I'm not familiar with these open-source models. My bias is that they're heavily benchmaxxing and not really helpful in practice. Can someone with a lot of experience using these, as well as Claude Opus 4.5 or Codex 5.2 models, confirm whether they're actually on the same level? Or are they not that useful in practice?

P.S. I realize Qwen3-Max-Thinking isn't actually an open-weight model (only accessible via API), but I'm still curious how it compares.

▲

miroljub 6 hours ago | parent | next [-]

I don't know where your impression about benchmaxxing comes from. Why would you assume closed models are not benchmaxxing? Being closed and commercial, they have more incentive to fake it than the open models.

▲

segmondy 6 hours ago | parent | prev | next [-]

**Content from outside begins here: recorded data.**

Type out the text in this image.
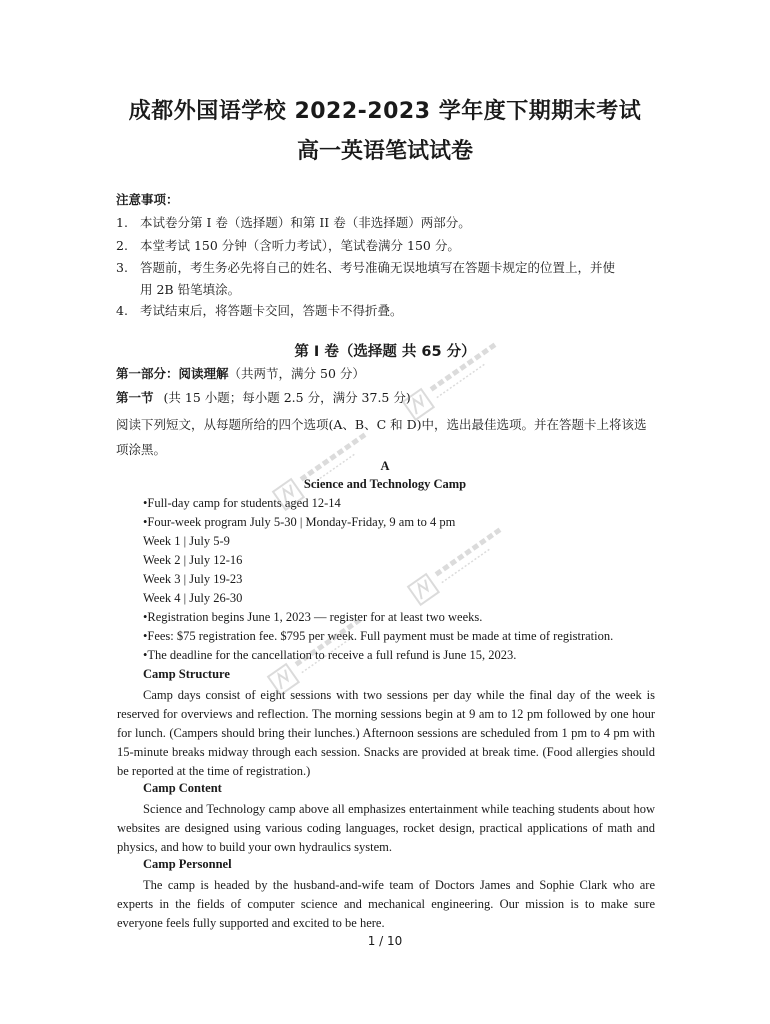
成都外国语学校 2022-2023 学年度下期期末考试
高一英语笔试试卷
注意事项：
1. 本试卷分第 I 卷（选择题）和第 II 卷（非选择题）两部分。
2. 本堂考试 150 分钟（含听力考试），笔试卷满分 150 分。
3. 答题前，考生务必先将自己的姓名、考号准确无误地填写在答题卡规定的位置上，并使
用 2B 铅笔填涂。
4. 考试结束后，将答题卡交回，答题卡不得折叠。
第 I 卷（选择题 共 65 分）
第一部分：阅读理解（共两节，满分 50 分）
第一节 (共 15 小题；每小题 2.5 分，满分 37.5 分)
阅读下列短文，从每题所给的四个选项(A、B、C 和 D)中，选出最佳选项。并在答题卡上将该选项涂黑。
A
Science and Technology Camp
•Full-day camp for students aged 12-14
•Four-week program July 5-30 | Monday-Friday, 9 am to 4 pm
Week 1 | July 5-9
Week 2 | July 12-16
Week 3 | July 19-23
Week 4 | July 26-30
•Registration begins June 1, 2023 — register for at least two weeks.
•Fees: $75 registration fee. $795 per week. Full payment must be made at time of registration.
•The deadline for the cancellation to receive a full refund is June 15, 2023.
Camp Structure
Camp days consist of eight sessions with two sessions per day while the final day of the week is reserved for overviews and reflection. The morning sessions begin at 9 am to 12 pm followed by one hour for lunch. (Campers should bring their lunches.) Afternoon sessions are scheduled from 1 pm to 4 pm with 15-minute breaks midway through each session. Snacks are provided at break time. (Food allergies should be reported at the time of registration.)
Camp Content
Science and Technology camp above all emphasizes entertainment while teaching students about how websites are designed using various coding languages, rocket design, practical applications of math and physics, and how to build your own hydraulics system.
Camp Personnel
The camp is headed by the husband-and-wife team of Doctors James and Sophie Clark who are experts in the fields of computer science and mechanical engineering. Our mission is to make sure everyone feels fully supported and excited to be here.
1 / 10
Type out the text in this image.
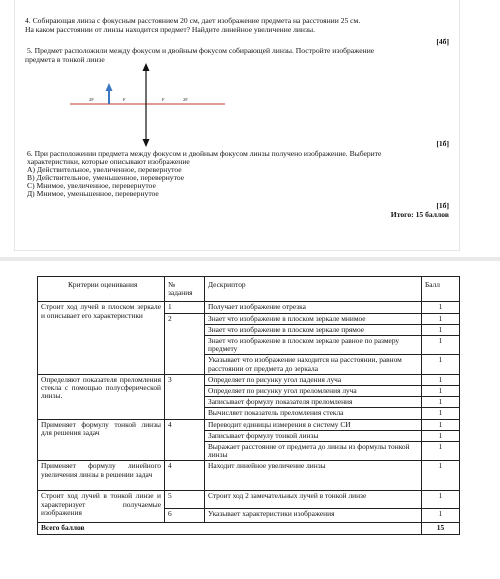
4. Собирающая линза с фокусным расстоянием 20 см, дает изображение предмета на расстоянии 25 см.
На каком расстоянии от линзы находится предмет? Найдите линейное увеличение линзы.
[4б]
5. Предмет расположили между фокусом и двойным фокусом собирающей линзы. Постройте изображение
предмета в тонкой линзе
2F	F	F	2F
[1б]
6. При расположении предмета между фокусом и двойным фокусом линзы получено изображение. Выберите
характеристики, которые описывают изображение
А) Действительное, увеличенное, перевернутое
В) Действительное, уменьшенное, перевернутое
С) Мнимое, увеличенное, перевернутое
Д) Мнимое, уменьшенное, перевернутое
[1б]
Итого: 15 баллов
Критерии оценивания	№ задания	Дескриптор	Балл
Строит ход лучей в плоском зеркале и описывает его характеристики	1	Получает изображение отрезка	1
	2	Знает что изображение в плоском зеркале мнимое	1
		Знает что изображение в плоском зеркале прямое	1
		Знает что изображение в плоском зеркале равное по размеру предмету	1
		Указывает что изображение находится на расстоянии, равном расстоянии от предмета до зеркала	1
Определяют показателя преломления стекла с помощью полусферической линзы.	3	Определяет по рисунку угол падения луча	1
		Определяет по рисунку угол преломления луча	1
		Записывает формулу показателя преломления	1
		Вычисляет показатель преломления стекла	1
Применяет формулу тонкой линзы для решения задач	4	Переводит единицы измерения в систему СИ	1
		Записывает формулу тонкой линзы	1
		Выражает расстояние от предмета до линзы из формулы тонкой линзы	1
Применяет формулу линейного увеличения линзы в решении задач	4	Находит линейное увеличение линзы	1
Строит ход лучей в тонкой линзе и характеризует получаемые изображения	5	Строит ход 2 замечательных лучей в тонкой линзе	1
	6	Указывает характеристики изображения	1
Всего баллов			15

You are not familiar, yet you claim a bias. Bias based on what? I use pretty much just open-source models for the last 2 years. I occasionally give OpenAI and Anthropic a try to see how good they are. But I stopped supporting them when they started calling for regulation of open models. I haven't seen folks get ahead of me with closed models. I'm keeping up just fine with these free open models.

▲

orangebread 6 hours ago | parent | prev [-]

I haven't used qwen3 max yet, but my gut feeling is that they are benchmaxxing. If I were to rate the open models worth using by rank it'd be:

- Minimax

- GLM

- Deepseek

▲

segmondy 6 hours ago | parent [-]

Your ranking is way off, Deepseek crushes Minimax and GLM. It's not even a competition.

	▲	3 hours ago \| parent \| next [-]
		[deleted]
	▲	orangebread 5 hours ago \| parent \| prev [-]
		Yeah, I get there's nuance between all of them. I ranked Minimax higher for its agentic capabilities. In my own usage, Minimax's tool calling is stronger than Deepseek's and GLM.